A: Like terms are terms that have the same variable raised to the same power. For example, $2x$ and $5x$ are like terms because they both have the variable $x$ raised to the power of 1. Like terms can be combined by adding their coefficients.

Q: How do I combine like terms?

A: To combine like terms, simply add their coefficients. For example, if we have the expression $2x + 5x$, we can combine the like terms by adding their coefficients:

2x + 5x = (2 + 5)x = 7x

Q: What is the order of operations?

A: The order of operations is a set of rules that tells us which operations to perform first when simplifying expressions. The order of operations is:

1. Parentheses: Evaluate expressions inside parentheses first.
2. Exponents: Evaluate any exponential expressions next.
3. Multiplication and Division: Evaluate any multiplication and division operations from left to right.
4. Addition and Subtraction: Finally, evaluate any addition and subtraction operations from left to right.

Q: How do I simplify expressions with multiple variables?

A: To simplify expressions with multiple variables, simply apply the distributive property and combine like terms.

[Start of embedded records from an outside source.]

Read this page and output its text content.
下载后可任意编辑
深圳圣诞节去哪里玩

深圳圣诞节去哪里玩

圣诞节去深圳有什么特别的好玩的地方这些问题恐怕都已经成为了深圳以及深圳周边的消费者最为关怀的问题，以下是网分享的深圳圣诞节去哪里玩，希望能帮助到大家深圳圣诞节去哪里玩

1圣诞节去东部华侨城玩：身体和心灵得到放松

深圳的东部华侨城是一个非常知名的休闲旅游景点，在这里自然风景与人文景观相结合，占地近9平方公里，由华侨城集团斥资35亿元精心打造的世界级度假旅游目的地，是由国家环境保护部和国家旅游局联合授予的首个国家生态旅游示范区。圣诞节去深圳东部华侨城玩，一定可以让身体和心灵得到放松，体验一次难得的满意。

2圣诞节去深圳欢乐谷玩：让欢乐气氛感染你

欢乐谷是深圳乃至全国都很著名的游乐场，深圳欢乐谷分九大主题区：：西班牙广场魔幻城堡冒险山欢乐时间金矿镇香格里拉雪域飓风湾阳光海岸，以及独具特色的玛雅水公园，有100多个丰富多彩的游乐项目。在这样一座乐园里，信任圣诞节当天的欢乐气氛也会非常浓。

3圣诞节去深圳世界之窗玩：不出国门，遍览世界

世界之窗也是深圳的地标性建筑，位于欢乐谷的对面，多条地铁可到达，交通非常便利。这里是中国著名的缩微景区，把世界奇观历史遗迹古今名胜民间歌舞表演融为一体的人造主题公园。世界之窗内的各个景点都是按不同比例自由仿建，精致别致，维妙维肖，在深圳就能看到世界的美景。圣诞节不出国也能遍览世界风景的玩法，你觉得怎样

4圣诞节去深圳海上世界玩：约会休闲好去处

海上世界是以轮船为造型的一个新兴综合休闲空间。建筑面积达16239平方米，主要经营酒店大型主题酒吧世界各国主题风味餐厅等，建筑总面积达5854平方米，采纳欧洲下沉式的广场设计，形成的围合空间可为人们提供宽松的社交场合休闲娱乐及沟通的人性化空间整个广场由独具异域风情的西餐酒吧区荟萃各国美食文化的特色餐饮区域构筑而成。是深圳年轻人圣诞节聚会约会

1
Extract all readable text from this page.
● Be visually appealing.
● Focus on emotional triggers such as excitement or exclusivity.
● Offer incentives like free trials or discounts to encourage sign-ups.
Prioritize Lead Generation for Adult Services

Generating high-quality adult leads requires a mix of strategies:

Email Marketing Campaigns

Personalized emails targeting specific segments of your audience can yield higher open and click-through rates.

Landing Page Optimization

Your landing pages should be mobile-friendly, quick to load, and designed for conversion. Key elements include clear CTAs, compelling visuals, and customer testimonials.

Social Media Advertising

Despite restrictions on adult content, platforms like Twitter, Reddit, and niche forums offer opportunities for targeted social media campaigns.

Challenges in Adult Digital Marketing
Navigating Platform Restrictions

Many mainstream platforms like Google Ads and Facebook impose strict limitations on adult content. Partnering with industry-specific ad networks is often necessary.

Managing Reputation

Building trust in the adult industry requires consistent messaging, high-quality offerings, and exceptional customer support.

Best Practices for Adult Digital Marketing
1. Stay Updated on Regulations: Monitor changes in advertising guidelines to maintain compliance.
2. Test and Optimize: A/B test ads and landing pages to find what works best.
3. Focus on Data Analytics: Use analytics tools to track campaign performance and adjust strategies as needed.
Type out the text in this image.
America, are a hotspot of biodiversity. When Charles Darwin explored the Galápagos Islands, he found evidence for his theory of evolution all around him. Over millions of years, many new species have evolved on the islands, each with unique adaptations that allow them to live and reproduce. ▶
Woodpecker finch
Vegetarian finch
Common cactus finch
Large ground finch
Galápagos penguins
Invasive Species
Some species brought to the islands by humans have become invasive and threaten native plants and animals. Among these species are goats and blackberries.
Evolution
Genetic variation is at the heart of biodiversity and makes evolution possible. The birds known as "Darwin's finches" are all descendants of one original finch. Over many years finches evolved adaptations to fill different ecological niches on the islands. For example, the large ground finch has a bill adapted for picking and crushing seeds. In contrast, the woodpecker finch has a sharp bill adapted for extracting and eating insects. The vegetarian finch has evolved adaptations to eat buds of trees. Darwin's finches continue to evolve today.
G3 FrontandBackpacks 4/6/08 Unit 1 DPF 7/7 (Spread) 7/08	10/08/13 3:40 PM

For example, if we have the expression $2x + 3y + 4x$, we can simplify it by combining the like terms:

2x + 3y + 4x = (2 + 4)x + 3y = 6x + 3y

Q: What are some common mistakes to avoid when simplifying expressions?

A: Some common mistakes to avoid when simplifying expressions include:

• Forgetting to apply the distributive property
• Not combining like terms
• Not following the order of operations
• Making errors when multiplying or dividing

Conclusion

Simplifying algebraic expressions is an essential skill for any math enthusiast. By applying the distributive property and combining like terms, you can simplify complex expressions with ease. Remember to always practice and review the concepts to become proficient in simplifying algebraic expressions.